2.    Macam-macam konsep perubahan sosial
a.    Konsep Kemajuan Sosial
b.    Konsep Sosialistik Mengenai Perubahan
c.    Teori Perubahan Siklus
d.   Teori Sejarah
e.    Teori Partikularistik dari Perubahan Sosial
f.     Teori Sosiologi tentang Perubahan Sosial
3.    Ada tiga fungsi guru agama, yaitu: sebagai agen perubahan, sebagai pengembang sikap moral, dan seorang pendidik profesional.
















Daftar Pustaka
Anfreas, Harifa. 2001. Pembelajaran di era serba otonomi. Kompas.

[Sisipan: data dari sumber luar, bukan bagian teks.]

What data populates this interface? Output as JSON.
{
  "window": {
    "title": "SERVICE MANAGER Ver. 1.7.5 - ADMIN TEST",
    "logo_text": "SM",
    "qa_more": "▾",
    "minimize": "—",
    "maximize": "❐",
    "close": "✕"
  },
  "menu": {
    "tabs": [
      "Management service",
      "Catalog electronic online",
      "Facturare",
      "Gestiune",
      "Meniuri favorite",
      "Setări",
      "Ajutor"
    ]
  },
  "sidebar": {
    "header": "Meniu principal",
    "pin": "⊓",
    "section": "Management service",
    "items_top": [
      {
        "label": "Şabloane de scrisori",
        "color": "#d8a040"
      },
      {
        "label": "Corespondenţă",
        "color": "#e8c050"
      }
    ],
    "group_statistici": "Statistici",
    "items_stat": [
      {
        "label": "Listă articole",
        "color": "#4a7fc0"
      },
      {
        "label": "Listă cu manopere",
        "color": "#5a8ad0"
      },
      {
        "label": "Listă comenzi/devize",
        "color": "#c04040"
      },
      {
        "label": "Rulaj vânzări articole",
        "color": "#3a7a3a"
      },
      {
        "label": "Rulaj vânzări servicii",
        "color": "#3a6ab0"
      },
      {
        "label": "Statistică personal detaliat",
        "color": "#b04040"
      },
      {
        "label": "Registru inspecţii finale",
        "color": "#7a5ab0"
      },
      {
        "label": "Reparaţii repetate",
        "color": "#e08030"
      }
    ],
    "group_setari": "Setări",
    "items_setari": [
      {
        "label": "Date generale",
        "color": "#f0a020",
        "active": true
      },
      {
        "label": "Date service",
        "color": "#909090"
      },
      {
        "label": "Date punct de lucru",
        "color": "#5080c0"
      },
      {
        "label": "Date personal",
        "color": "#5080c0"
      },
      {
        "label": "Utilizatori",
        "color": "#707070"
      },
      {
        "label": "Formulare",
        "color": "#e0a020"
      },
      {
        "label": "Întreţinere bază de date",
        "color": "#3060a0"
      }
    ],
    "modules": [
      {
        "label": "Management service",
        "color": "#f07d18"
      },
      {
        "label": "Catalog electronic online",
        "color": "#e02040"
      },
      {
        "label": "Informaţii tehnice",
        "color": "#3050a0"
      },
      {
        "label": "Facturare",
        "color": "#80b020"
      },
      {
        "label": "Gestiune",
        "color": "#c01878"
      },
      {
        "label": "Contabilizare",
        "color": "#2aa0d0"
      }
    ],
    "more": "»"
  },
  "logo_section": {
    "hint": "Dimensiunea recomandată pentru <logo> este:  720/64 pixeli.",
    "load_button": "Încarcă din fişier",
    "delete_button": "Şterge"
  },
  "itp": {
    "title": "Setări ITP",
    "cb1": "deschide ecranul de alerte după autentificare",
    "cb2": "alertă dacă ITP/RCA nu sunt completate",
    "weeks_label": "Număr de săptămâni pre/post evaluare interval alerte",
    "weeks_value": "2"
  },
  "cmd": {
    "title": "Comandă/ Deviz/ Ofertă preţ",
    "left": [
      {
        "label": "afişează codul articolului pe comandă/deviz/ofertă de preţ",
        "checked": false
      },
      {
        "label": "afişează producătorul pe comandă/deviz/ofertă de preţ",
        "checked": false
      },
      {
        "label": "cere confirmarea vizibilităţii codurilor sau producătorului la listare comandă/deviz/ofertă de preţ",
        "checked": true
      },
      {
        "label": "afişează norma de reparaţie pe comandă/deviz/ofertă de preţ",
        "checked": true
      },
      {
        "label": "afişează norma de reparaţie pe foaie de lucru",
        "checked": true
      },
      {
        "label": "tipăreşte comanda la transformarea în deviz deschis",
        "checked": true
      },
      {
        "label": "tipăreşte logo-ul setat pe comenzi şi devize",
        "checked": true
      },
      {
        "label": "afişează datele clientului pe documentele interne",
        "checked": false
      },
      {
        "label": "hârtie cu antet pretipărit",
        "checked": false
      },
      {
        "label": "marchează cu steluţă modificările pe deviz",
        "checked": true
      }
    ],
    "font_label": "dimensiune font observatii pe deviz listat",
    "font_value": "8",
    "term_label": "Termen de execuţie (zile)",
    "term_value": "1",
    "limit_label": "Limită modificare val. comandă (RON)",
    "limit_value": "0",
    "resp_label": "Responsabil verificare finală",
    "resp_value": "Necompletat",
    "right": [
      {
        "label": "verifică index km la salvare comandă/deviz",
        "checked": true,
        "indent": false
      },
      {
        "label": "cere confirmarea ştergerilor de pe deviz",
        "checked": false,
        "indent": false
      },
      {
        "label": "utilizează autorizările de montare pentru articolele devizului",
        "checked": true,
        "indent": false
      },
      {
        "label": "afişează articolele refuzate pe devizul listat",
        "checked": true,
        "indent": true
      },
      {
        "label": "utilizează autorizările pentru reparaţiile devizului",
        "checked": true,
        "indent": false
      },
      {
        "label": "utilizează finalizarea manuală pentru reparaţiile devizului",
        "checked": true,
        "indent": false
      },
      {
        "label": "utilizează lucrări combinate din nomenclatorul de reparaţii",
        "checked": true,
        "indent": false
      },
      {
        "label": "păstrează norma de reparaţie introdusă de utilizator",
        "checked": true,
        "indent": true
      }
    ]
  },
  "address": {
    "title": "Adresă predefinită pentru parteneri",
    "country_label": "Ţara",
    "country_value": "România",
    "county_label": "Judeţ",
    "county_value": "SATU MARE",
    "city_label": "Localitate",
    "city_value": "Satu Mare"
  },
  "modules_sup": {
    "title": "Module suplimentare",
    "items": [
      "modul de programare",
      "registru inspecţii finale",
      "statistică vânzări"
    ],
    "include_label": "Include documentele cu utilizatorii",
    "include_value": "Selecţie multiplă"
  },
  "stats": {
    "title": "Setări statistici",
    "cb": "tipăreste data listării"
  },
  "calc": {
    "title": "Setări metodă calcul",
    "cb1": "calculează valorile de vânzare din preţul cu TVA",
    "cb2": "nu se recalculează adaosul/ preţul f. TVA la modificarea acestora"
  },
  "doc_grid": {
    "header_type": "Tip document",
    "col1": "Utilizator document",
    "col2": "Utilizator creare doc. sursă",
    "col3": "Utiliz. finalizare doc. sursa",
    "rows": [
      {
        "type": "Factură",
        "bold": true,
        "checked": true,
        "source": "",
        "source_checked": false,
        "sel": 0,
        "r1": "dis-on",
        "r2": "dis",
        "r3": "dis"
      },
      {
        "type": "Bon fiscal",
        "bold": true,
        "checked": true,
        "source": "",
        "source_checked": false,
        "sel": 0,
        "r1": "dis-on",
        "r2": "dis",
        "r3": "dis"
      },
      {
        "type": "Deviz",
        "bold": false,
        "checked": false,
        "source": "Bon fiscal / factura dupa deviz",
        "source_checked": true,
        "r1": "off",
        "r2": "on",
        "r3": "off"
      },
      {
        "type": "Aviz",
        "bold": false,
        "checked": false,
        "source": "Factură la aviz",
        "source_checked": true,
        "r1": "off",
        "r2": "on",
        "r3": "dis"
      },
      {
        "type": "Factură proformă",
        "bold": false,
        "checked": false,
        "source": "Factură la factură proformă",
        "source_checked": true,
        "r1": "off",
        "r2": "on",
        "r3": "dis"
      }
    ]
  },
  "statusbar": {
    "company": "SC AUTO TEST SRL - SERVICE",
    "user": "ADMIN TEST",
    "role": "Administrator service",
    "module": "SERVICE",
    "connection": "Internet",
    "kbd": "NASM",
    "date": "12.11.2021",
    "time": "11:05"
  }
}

Jakarta.

Ibrahim. 1988. Inovasi Pendidikan. Departemen Pendidikan dan Kebudayaan Direktorat Jenderal Pendidikan Tinggi. Jakarta.

Mbulu, Joseph dkk. 2005. Pengantar Pendidikan. Laboratorium Teknologi Pendidikan. Malang.


Surakhmad, Winarno dkk. 2003. Mengurai benang kusut Pendidikan. Pustaka Pelajar. Jakarta.